La pandémie a également provoqué une baisse marquée du nombre de visites dans les centres de santé – même si les moustiques continuent de piquer. De nombreux décès attribués au Covid-19 pourraient bien avoir été causés par le paludisme, car les deux maladies ont de nombreux symptômes en commun. Au Cameroun, les chiffres officiels font état de 11 000 décès liés au paludisme, contre un total habituel de 2 000 à 4 000. Ce ne sont que les nombres enregistrés; beaucoup craignent que le nombre réel de morts soit beaucoup plus élevé.

Qu’en est-il de la baisse du financement de la lutte mondiale contre le paludisme?

Pour commencer, il convient de souligner que le financement stagne depuis 2015. Le premier bailleur de fonds, le Fonds mondial de lutte contre le sida, la tuberculose et le paludisme, ne sera pas affecté car son budget est déjà gravé dans le marbre jusqu’en 2023.

Mais on craint que les pays africains dans lesquels le paludisme est endémique réduisent leur financement parce qu’ils ont dû dépenser tellement d’argent pour Covid-19. C’est alors que de nombreux chercheurs africains spécialisés dans le paludisme ont été invités à se concentrer sur Covid-19.

Les États-Unis ont dépensé 11 milliards de dollars (9 milliards d’euros) en 2020 pour financer un vaccin anti-Covid. C’est presque quatre fois plus que le budget annuel total de la lutte contre le paludisme.

Une telle infusion colossale d’argent permettrait-elle d’éradiquer complètement le paludisme? Certes, cela nous donnerait un coup beaucoup plus rapidement, même si nous savons que les vaccins contre les coronavirus sont beaucoup plus faciles à développer que ceux contre le paludisme ou le VIH.

Il y a environ deux ans, l’OMS a lancé une initiative visant à tester les vaccins antipaludiques pour les enfants. Actuellement, le processus ordinaire de développement d’un jab – qui a été évidemment accéléré pour ceux qui sont contre Covid-19 – prend environ sept ans. Un changement de procédure similaire pourrait accélérer le développement de vaccins antipaludiques.

Quelles sont les innovations les plus prometteuses dans la lutte contre le paludisme?

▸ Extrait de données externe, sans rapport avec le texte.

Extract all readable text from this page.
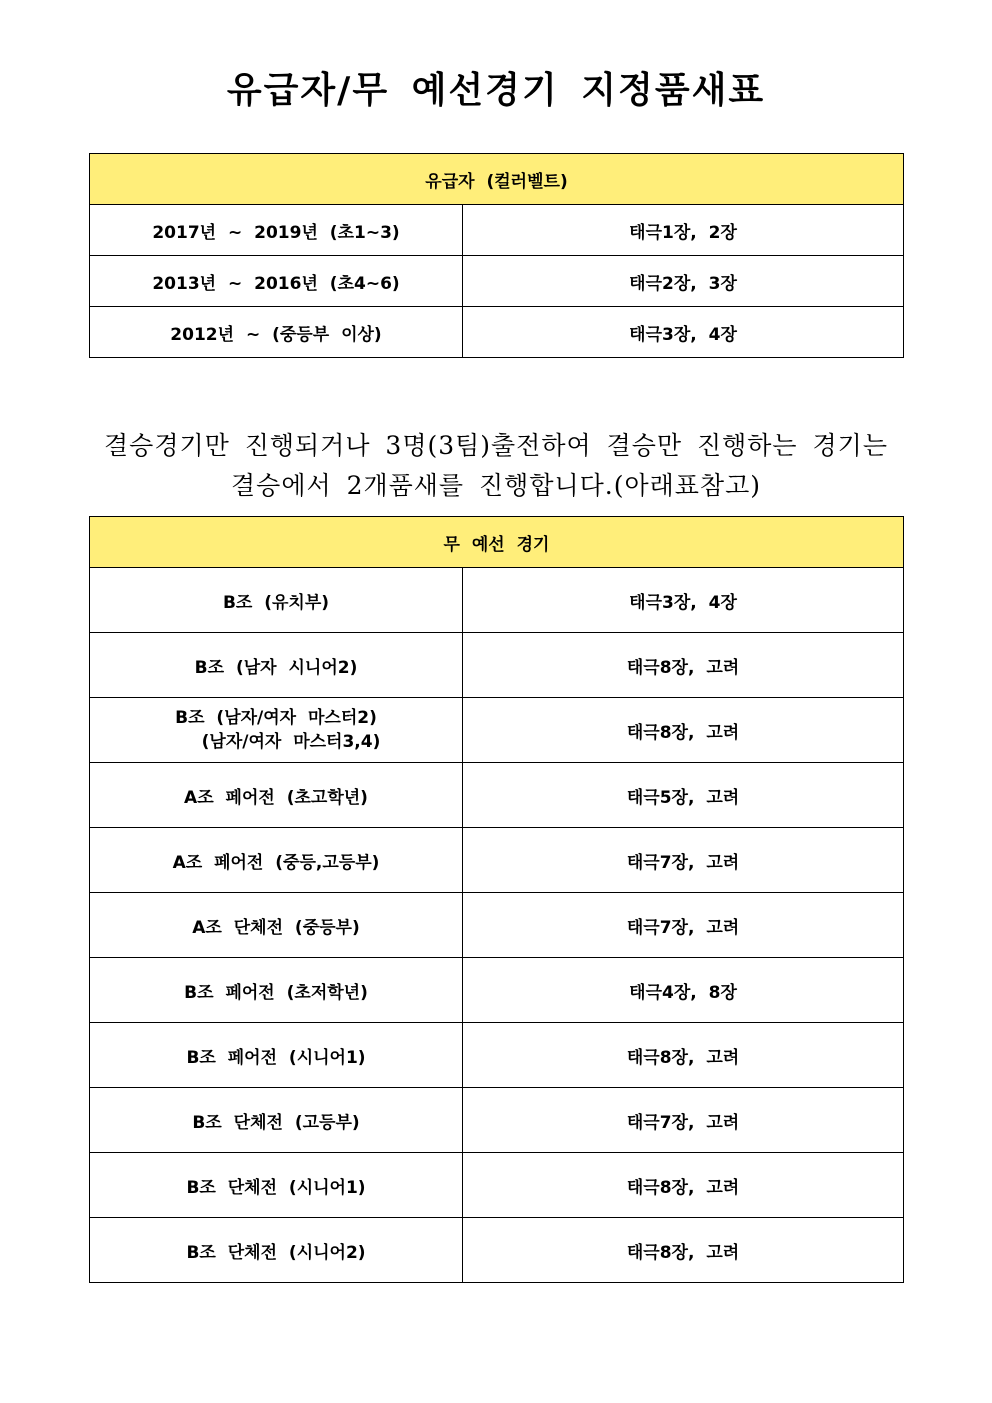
유급자/무 예선경기 지정품새표
유급자 (컬러벨트)	
2017년 ~ 2019년 (초1~3)	태극1장, 2장
2013년 ~ 2016년 (초4~6)	태극2장, 3장
2012년 ~ (중등부 이상)	태극3장, 4장
결승경기만 진행되거나 3명(3팀)출전하여 결승만 진행하는 경기는
결승에서 2개품새를 진행합니다.(아래표참고)
무 예선 경기	
B조 (유치부)	태극3장, 4장
B조 (남자 시니어2)	태극8장, 고려

B조 (남자/여자 마스터2)
(남자/여자 마스터3,4)	태극8장, 고려
A조 페어전 (초고학년)	태극5장, 고려
A조 페어전 (중등,고등부)	태극7장, 고려
A조 단체전 (중등부)	태극7장, 고려
B조 페어전 (초저학년)	태극4장, 8장
B조 페어전 (시니어1)	태극8장, 고려
B조 단체전 (고등부)	태극7장, 고려
B조 단체전 (시니어1)	태극8장, 고려
B조 단체전 (시니어2)	태극8장, 고려
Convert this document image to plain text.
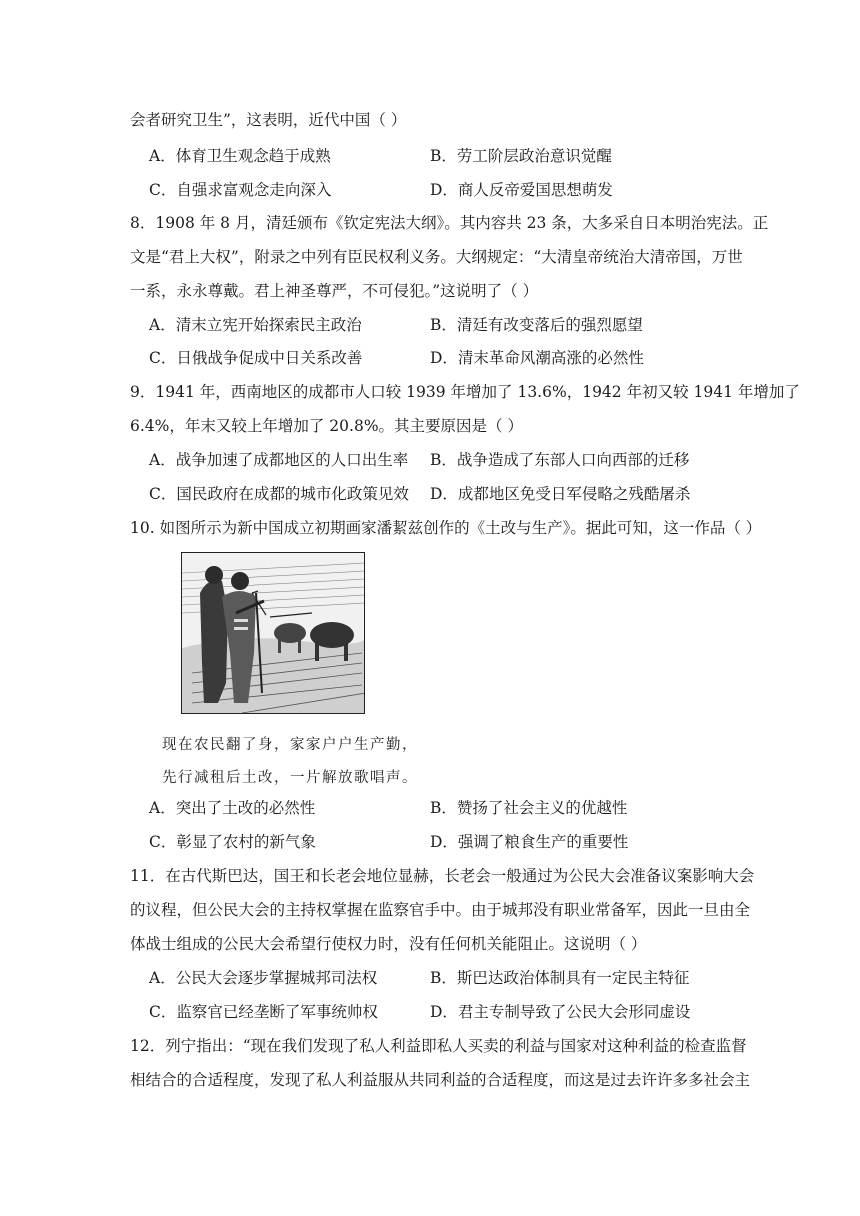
会者研究卫生”，这表明，近代中国（ ）
A．体育卫生观念趋于成熟	B．劳工阶层政治意识觉醒
C．自强求富观念走向深入	D．商人反帝爱国思想萌发
8．1908 年 8 月，清廷颁布《钦定宪法大纲》。其内容共 23 条，大多采自日本明治宪法。正
文是“君上大权”，附录之中列有臣民权利义务。大纲规定：“大清皇帝统治大清帝国，万世
一系，永永尊戴。君上神圣尊严，不可侵犯。”这说明了（ ）
A．清末立宪开始探索民主政治	B．清廷有改变落后的强烈愿望
C．日俄战争促成中日关系改善	D．清末革命风潮高涨的必然性
9．1941 年，西南地区的成都市人口较 1939 年增加了 13.6%，1942 年初又较 1941 年增加了
6.4%，年末又较上年增加了 20.8%。其主要原因是（ ）
A．战争加速了成都地区的人口出生率 B．战争造成了东部人口向西部的迁移
C．国民政府在成都的城市化政策见效 D．成都地区免受日军侵略之残酷屠杀
10. 如图所示为新中国成立初期画家潘絜兹创作的《土改与生产》。据此可知，这一作品（ ）
现在农民翻了身，家家户户生产勤，
先行减租后土改，一片解放歌唱声。
A．突出了土改的必然性	B．赞扬了社会主义的优越性
C．彰显了农村的新气象	D．强调了粮食生产的重要性
11．在古代斯巴达，国王和长老会地位显赫，长老会一般通过为公民大会准备议案影响大会
的议程，但公民大会的主持权掌握在监察官手中。由于城邦没有职业常备军，因此一旦由全
体战士组成的公民大会希望行使权力时，没有任何机关能阻止。这说明（ ）
A．公民大会逐步掌握城邦司法权	B．斯巴达政治体制具有一定民主特征
C．监察官已经垄断了军事统帅权	D．君主专制导致了公民大会形同虚设
12．列宁指出：“现在我们发现了私人利益即私人买卖的利益与国家对这种利益的检查监督
相结合的合适程度，发现了私人利益服从共同利益的合适程度，而这是过去许许多多社会主
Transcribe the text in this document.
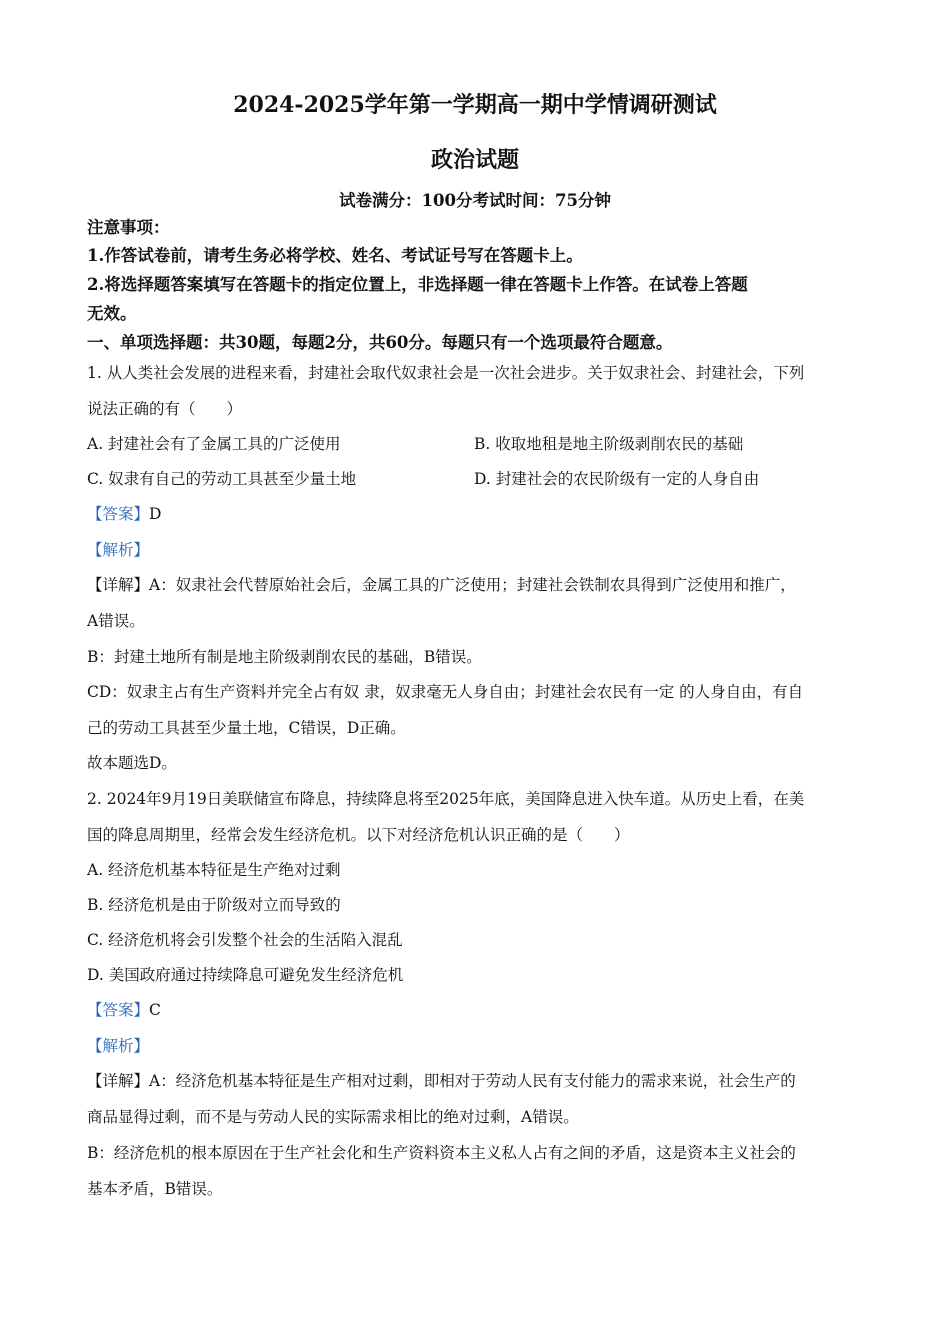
2024-2025学年第一学期高一期中学情调研测试
政治试题
试卷满分：100分考试时间：75分钟
注意事项：
1.作答试卷前，请考生务必将学校、姓名、考试证号写在答题卡上。
2.将选择题答案填写在答题卡的指定位置上，非选择题一律在答题卡上作答。在试卷上答题
无效。
一、单项选择题：共30题，每题2分，共60分。每题只有一个选项最符合题意。
1. 从人类社会发展的进程来看，封建社会取代奴隶社会是一次社会进步。关于奴隶社会、封建社会，下列
说法正确的有（　　）
A. 封建社会有了金属工具的广泛使用	B. 收取地租是地主阶级剥削农民的基础
C. 奴隶有自己的劳动工具甚至少量土地	D. 封建社会的农民阶级有一定的人身自由
【答案】D
【解析】
【详解】A：奴隶社会代替原始社会后，金属工具的广泛使用；封建社会铁制农具得到广泛使用和推广，
A错误。
B：封建土地所有制是地主阶级剥削农民的基础，B错误。
CD：奴隶主占有生产资料并完全占有奴 隶，奴隶毫无人身自由；封建社会农民有一定 的人身自由，有自
己的劳动工具甚至少量土地，C错误，D正确。
故本题选D。
2. 2024年9月19日美联储宣布降息，持续降息将至2025年底，美国降息进入快车道。从历史上看，在美
国的降息周期里，经常会发生经济危机。以下对经济危机认识正确的是（　　）
A. 经济危机基本特征是生产绝对过剩
B. 经济危机是由于阶级对立而导致的
C. 经济危机将会引发整个社会的生活陷入混乱
D. 美国政府通过持续降息可避免发生经济危机
【答案】C
【解析】
【详解】A：经济危机基本特征是生产相对过剩，即相对于劳动人民有支付能力的需求来说，社会生产的
商品显得过剩，而不是与劳动人民的实际需求相比的绝对过剩，A错误。
B：经济危机的根本原因在于生产社会化和生产资料资本主义私人占有之间的矛盾，这是资本主义社会的
基本矛盾，B错误。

Outre le vaccin actuellement testé, il existe une nouvelle génération de moustiquaires – qui devraient être efficaces contre les moustiques devenus résistants aux insecticides conventionnels. Il existe également de nouveaux traitements prometteurs, comme celui qui permettrait de traiter un cas de paludisme simple avec un seul comprimé.

Cet article a été traduit de l’original en français.